My post was directing to what will be the narrative iCAP will sell to new investors or fans to pay for more to close the irrational discounts from 30% to 20%. To close the gap is even a harder sell. Selling the story from dividend yield + future capital narrative is possible. But between this strategy and sharebuy back, I prefer sharebuy back as it is more flexible and don't have to die die commit to pay fix amount of funds in terms of dividend. Human is a very funny creature, if you receive money year in year out, suddenly you stop or reduce the money, they will throw tantrum and send the share price to irrational zone again. Is there a bullet left to bring up the price. ? Was trying to analyze their earning capacity vs how much they need to realize the gains or even sell off some dogs to pay yearly dividend that they committed.

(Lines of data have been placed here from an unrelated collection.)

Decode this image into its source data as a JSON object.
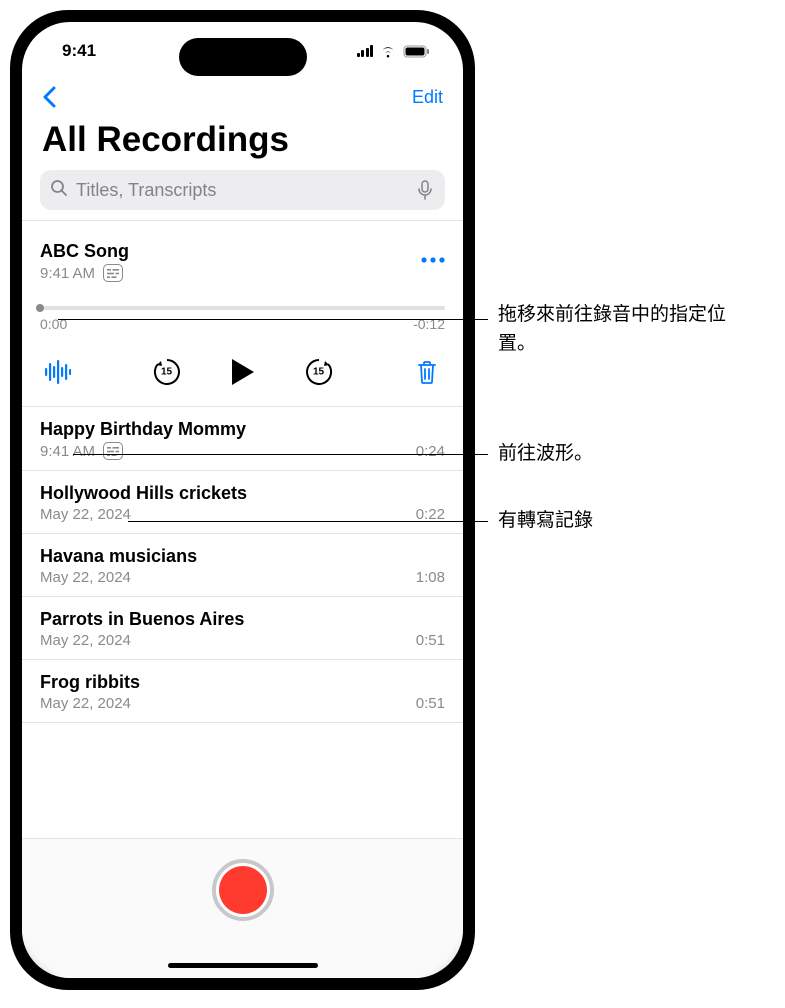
{
  "status": {
    "time": "9:41"
  },
  "nav": {
    "edit": "Edit"
  },
  "page_title": "All Recordings",
  "search": {
    "placeholder": "Titles, Transcripts"
  },
  "expanded": {
    "title": "ABC Song",
    "subtitle": "9:41 AM",
    "start_time": "0:00",
    "end_time": "-0:12",
    "skip_back": "15",
    "skip_fwd": "15"
  },
  "recordings": [
    {
      "title": "Happy Birthday Mommy",
      "subtitle": "9:41 AM",
      "duration": "0:24",
      "has_transcript": true
    },
    {
      "title": "Hollywood Hills crickets",
      "subtitle": "May 22, 2024",
      "duration": "0:22",
      "has_transcript": false
    },
    {
      "title": "Havana musicians",
      "subtitle": "May 22, 2024",
      "duration": "1:08",
      "has_transcript": false
    },
    {
      "title": "Parrots in Buenos Aires",
      "subtitle": "May 22, 2024",
      "duration": "0:51",
      "has_transcript": false
    },
    {
      "title": "Frog ribbits",
      "subtitle": "May 22, 2024",
      "duration": "0:51",
      "has_transcript": false
    }
  ],
  "callouts": {
    "scrubber": "拖移來前往錄音中的指定位置。",
    "waveform": "前往波形。",
    "transcript": "有轉寫記錄"
  }
}
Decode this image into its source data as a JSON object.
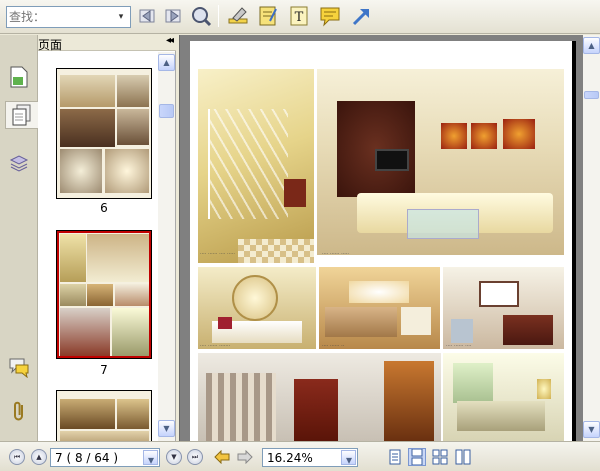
{
  "toolbar": {
    "search_placeholder": "查找：",
    "search_dropdown": "▾",
    "icons": [
      "prev-match-icon",
      "next-match-icon",
      "search-options-icon",
      "highlight-tool-icon",
      "note-pad-icon",
      "text-tool-icon",
      "comment-tool-icon",
      "arrow-tool-icon"
    ]
  },
  "side_tabs": [
    "page-thumbnail-icon",
    "pages-icon",
    "layers-icon",
    "comments-icon",
    "attachments-icon"
  ],
  "pages_panel": {
    "title": "页面",
    "collapse": "◂◂",
    "thumbnails": [
      {
        "label": "6"
      },
      {
        "label": "7",
        "selected": true
      },
      {
        "label": ""
      }
    ]
  },
  "status": {
    "page_text": "7  ( 8 / 64 )",
    "zoom_text": "16.24%",
    "dropdown": "▾"
  },
  "colors": {
    "selection": "#c00000",
    "accent_arrow": "#3f76c8"
  }
}
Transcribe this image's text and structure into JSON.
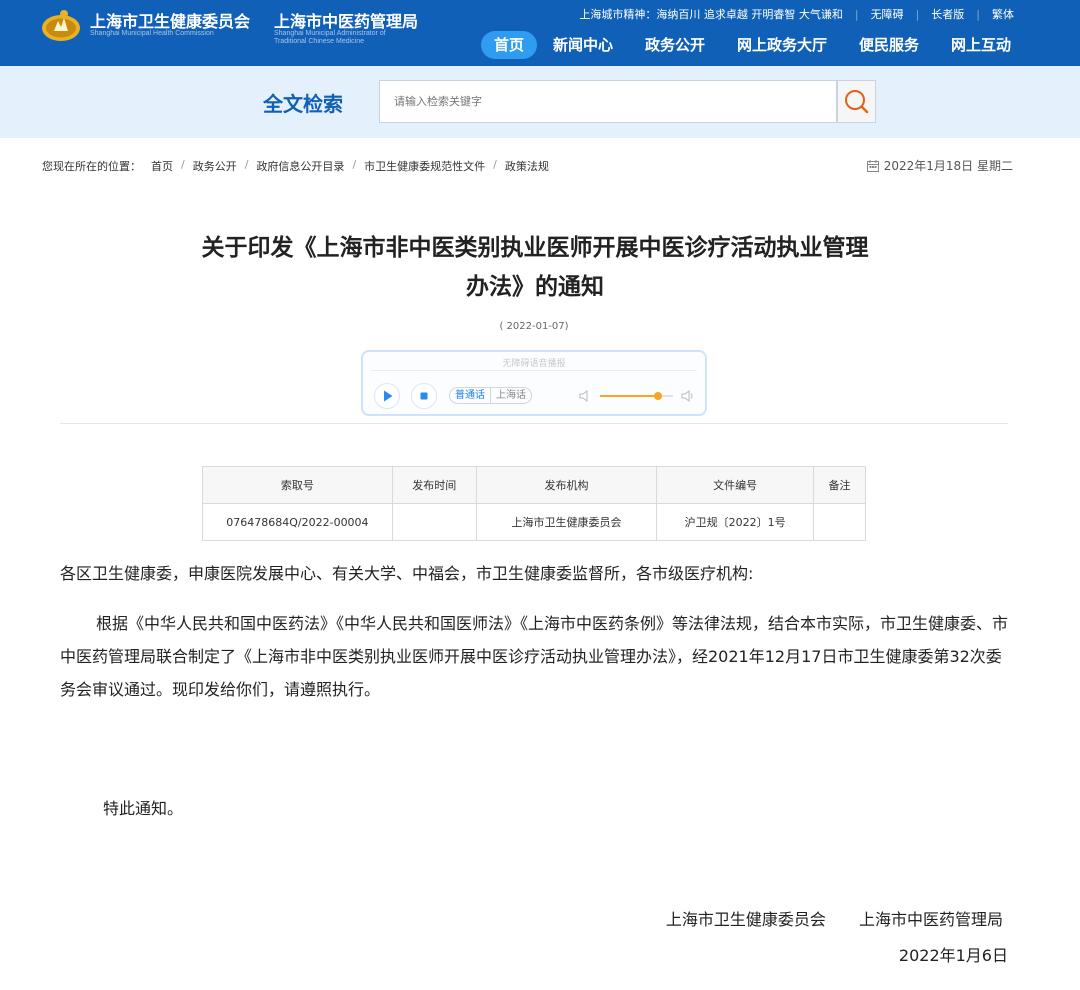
{
  "header": {
    "org1_cn": "上海市卫生健康委员会",
    "org1_en": "Shanghai Municipal Health Commission",
    "org2_cn": "上海市中医药管理局",
    "org2_en_line1": "Shanghai Municipal Administrator of",
    "org2_en_line2": "Traditional Chinese Medicine",
    "city_spirit": "上海城市精神：海纳百川 追求卓越 开明睿智 大气谦和",
    "links": [
      "无障碍",
      "长者版",
      "繁体"
    ],
    "nav": [
      "首页",
      "新闻中心",
      "政务公开",
      "网上政务大厅",
      "便民服务",
      "网上互动"
    ],
    "nav_active": "首页",
    "colors": {
      "brand": "#1160b7",
      "active_tab": "#2f9cf2"
    }
  },
  "search": {
    "label": "全文检索",
    "placeholder": "请输入检索关键字",
    "button_icon": "search-icon"
  },
  "breadcrumb": {
    "prefix": "您现在所在的位置：",
    "items": [
      "首页",
      "政务公开",
      "政府信息公开目录",
      "市卫生健康委规范性文件",
      "政策法规"
    ]
  },
  "today": "2022年1月18日 星期二",
  "article": {
    "title_line1": "关于印发《上海市非中医类别执业医师开展中医诊疗活动执业管理",
    "title_line2": "办法》的通知",
    "pub_date": "( 2022-01-07)"
  },
  "player": {
    "title": "无障碍语音播报",
    "lang_options": [
      "普通话",
      "上海话"
    ],
    "lang_selected": "普通话",
    "volume_level": 0.8
  },
  "info_table": {
    "headers": [
      "索取号",
      "发布时间",
      "发布机构",
      "文件编号",
      "备注"
    ],
    "row": [
      "076478684Q/2022-00004",
      "",
      "上海市卫生健康委员会",
      "沪卫规〔2022〕1号",
      ""
    ]
  },
  "body": {
    "addressees": "各区卫生健康委，申康医院发展中心、有关大学、中福会，市卫生健康委监督所，各市级医疗机构:",
    "main": "根据《中华人民共和国中医药法》《中华人民共和国医师法》《上海市中医药条例》等法律法规，结合本市实际，市卫生健康委、市中医药管理局联合制定了《上海市非中医类别执业医师开展中医诊疗活动执业管理办法》，经2021年12月17日市卫生健康委第32次委务会审议通过。现印发给你们，请遵照执行。",
    "notice": "特此通知。",
    "signers": [
      "上海市卫生健康委员会",
      "上海市中医药管理局"
    ],
    "sign_date": "2022年1月6日"
  }
}
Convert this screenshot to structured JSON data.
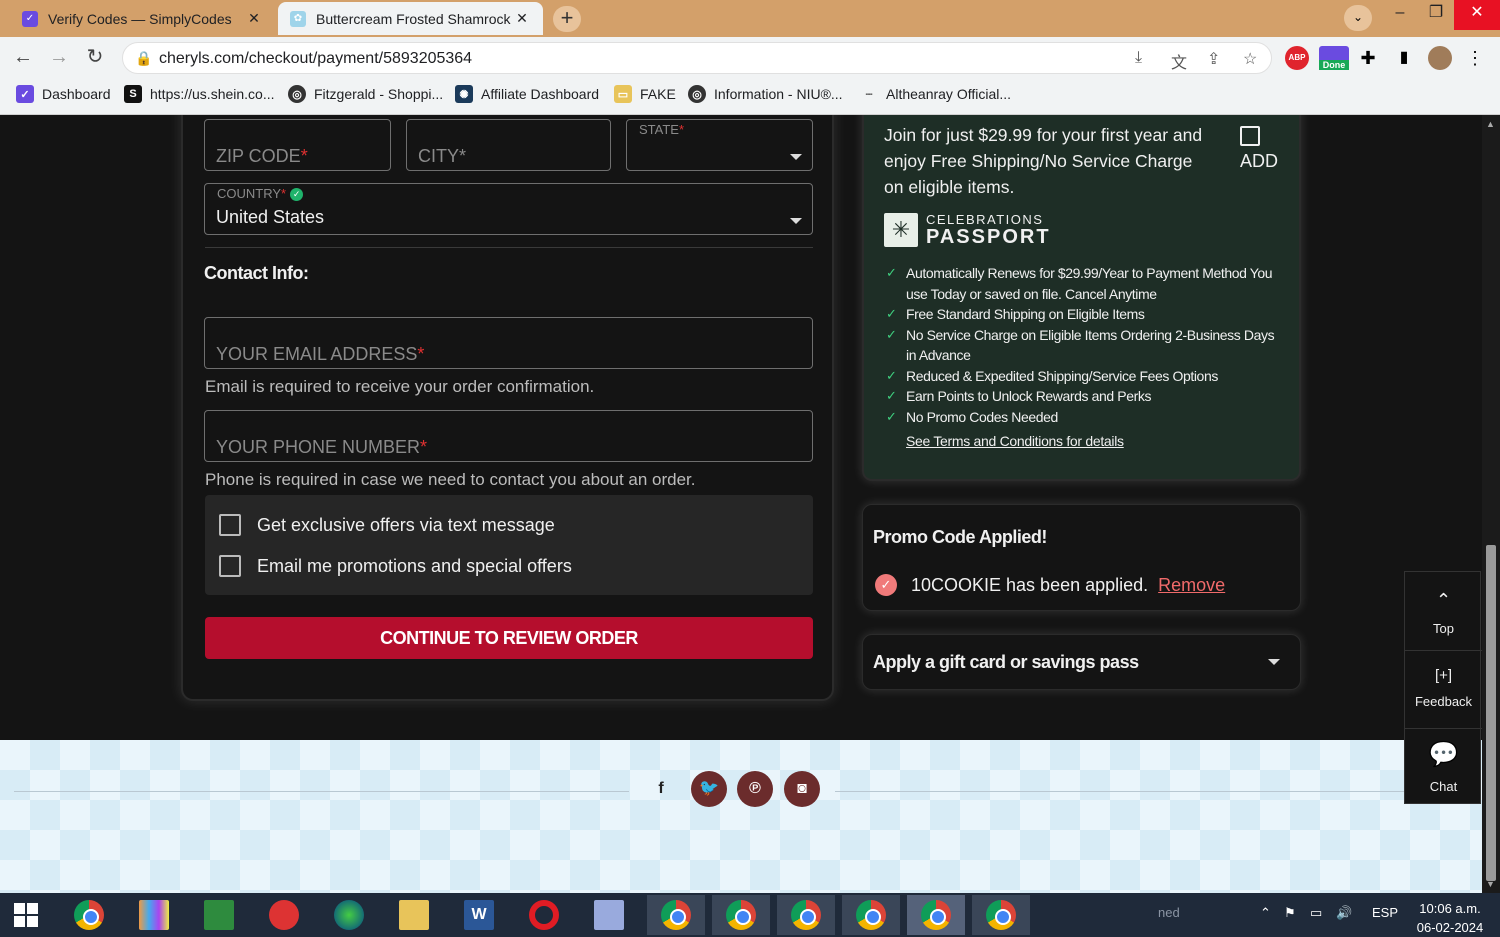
{
  "browser": {
    "tabs": [
      {
        "title": "Verify Codes — SimplyCodes",
        "active": false
      },
      {
        "title": "Buttercream Frosted Shamrock C",
        "active": true
      }
    ],
    "url": "cheryls.com/checkout/payment/5893205364",
    "bookmarks": [
      "Dashboard",
      "https://us.shein.co...",
      "Fitzgerald - Shoppi...",
      "Affiliate Dashboard",
      "FAKE",
      "Information - NIU®...",
      "Altheanray Official..."
    ],
    "extension_badges": {
      "abp": "ABP",
      "done": "Done"
    }
  },
  "form": {
    "zip_placeholder": "ZIP CODE",
    "city_placeholder": "CITY",
    "state_label": "STATE",
    "country_label": "COUNTRY",
    "country_value": "United States",
    "contact_heading": "Contact Info:",
    "email_placeholder": "YOUR EMAIL ADDRESS",
    "email_help": "Email is required to receive your order confirmation.",
    "phone_placeholder": "YOUR PHONE NUMBER",
    "phone_help": "Phone is required in case we need to contact you about an order.",
    "required_mark": "*",
    "opt_text": "Get exclusive offers via text message",
    "opt_email": "Email me promotions and special offers",
    "continue_label": "CONTINUE TO REVIEW ORDER"
  },
  "passport": {
    "join_text": "Join for just $29.99 for your first year and enjoy Free Shipping/No Service Charge on eligible items.",
    "add_label": "ADD",
    "logo_line1": "CELEBRATIONS",
    "logo_line2": "PASSPORT",
    "benefits": [
      "Automatically Renews for $29.99/Year to Payment Method You use Today or saved on file. Cancel Anytime",
      "Free Standard Shipping on Eligible Items",
      "No Service Charge on Eligible Items Ordering 2-Business Days in Advance",
      "Reduced & Expedited Shipping/Service Fees Options",
      "Earn Points to Unlock Rewards and Perks",
      "No Promo Codes Needed"
    ],
    "terms_link": "See Terms and Conditions for details"
  },
  "promo": {
    "title": "Promo Code Applied!",
    "message": "10COOKIE has been applied.",
    "remove_label": "Remove"
  },
  "gift": {
    "title": "Apply a gift card or savings pass"
  },
  "footer": {
    "social": [
      "f",
      "twitter",
      "pinterest",
      "instagram"
    ]
  },
  "side_widget": {
    "top_label": "Top",
    "feedback_label": "Feedback",
    "feedback_icon": "[+]",
    "chat_label": "Chat"
  },
  "taskbar": {
    "tray_text": "ned",
    "language": "ESP",
    "time": "10:06 a.m.",
    "date": "06-02-2024"
  }
}
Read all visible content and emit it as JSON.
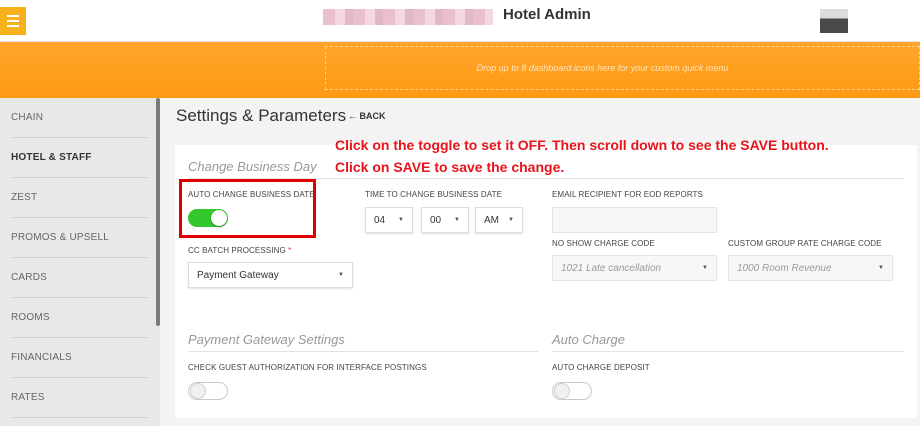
{
  "header": {
    "title": "Hotel Admin",
    "menu_icon": "hamburger-menu-icon",
    "avatar": "user-avatar"
  },
  "quickbar": {
    "dropzone_text": "Drop up to 8 dashboard icons here for your custom quick menu"
  },
  "sidebar": {
    "items": [
      {
        "label": "CHAIN",
        "active": false
      },
      {
        "label": "HOTEL & STAFF",
        "active": true
      },
      {
        "label": "ZEST",
        "active": false
      },
      {
        "label": "PROMOS & UPSELL",
        "active": false
      },
      {
        "label": "CARDS",
        "active": false
      },
      {
        "label": "ROOMS",
        "active": false
      },
      {
        "label": "FINANCIALS",
        "active": false
      },
      {
        "label": "RATES",
        "active": false
      }
    ]
  },
  "main": {
    "page_title": "Settings & Parameters",
    "back_label": "← BACK"
  },
  "change_business_day": {
    "section_title": "Change Business Day",
    "auto_change_label": "AUTO CHANGE BUSINESS DATE",
    "auto_change_on": true,
    "time_label": "TIME TO CHANGE BUSINESS DATE",
    "time_hour": "04",
    "time_minute": "00",
    "time_ampm": "AM",
    "email_label": "EMAIL RECIPIENT FOR EOD REPORTS",
    "email_value": "",
    "cc_batch_label": "CC BATCH PROCESSING",
    "cc_batch_required": "*",
    "cc_batch_value": "Payment Gateway",
    "no_show_label": "NO SHOW CHARGE CODE",
    "no_show_value": "1021 Late cancellation",
    "group_rate_label": "CUSTOM GROUP RATE CHARGE CODE",
    "group_rate_value": "1000 Room Revenue"
  },
  "payment_gateway": {
    "section_title": "Payment Gateway Settings",
    "check_auth_label": "CHECK GUEST AUTHORIZATION FOR INTERFACE POSTINGS",
    "check_auth_on": false
  },
  "auto_charge": {
    "section_title": "Auto Charge",
    "deposit_label": "AUTO CHARGE DEPOSIT",
    "deposit_on": false
  },
  "annotation": {
    "line1": "Click on the toggle to set it OFF. Then scroll down to see the SAVE button.",
    "line2": "Click on SAVE to save the change."
  },
  "colors": {
    "accent_orange": "#ff9a14",
    "menu_yellow": "#f7b21b",
    "toggle_on": "#34c82c",
    "annotation_red": "#e8141c"
  }
}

Posted by FastMoney666 > 2023-10-09 23:39 | Report Abuse

**To close the gap to 10% will be even harder

Posted by FastMoney666 > 2023-10-09 23:50 | Report Abuse

Just to inform iCAP fans that we will not have a fixed mind or Not Invented Here syndrome, if there an idea coming up, we will examine it and not thrashing for the sake of thrashing. We won't reject the idea of dividend idea to close the discounts gap......it is possible to some extend to sell the story of dividend yield. But then, when newbies on-board become oldbies, what's next then? Just like old shareholders original were full of enthusiasm eventually will start selling(due to many reasons), sending it to such an irrational discounts zone. What's next, offer more sweets asking them stop crying? Don't cry, give you higher dividend ya... 😂😂 This is my long answer to my this morning short answer, I disagree.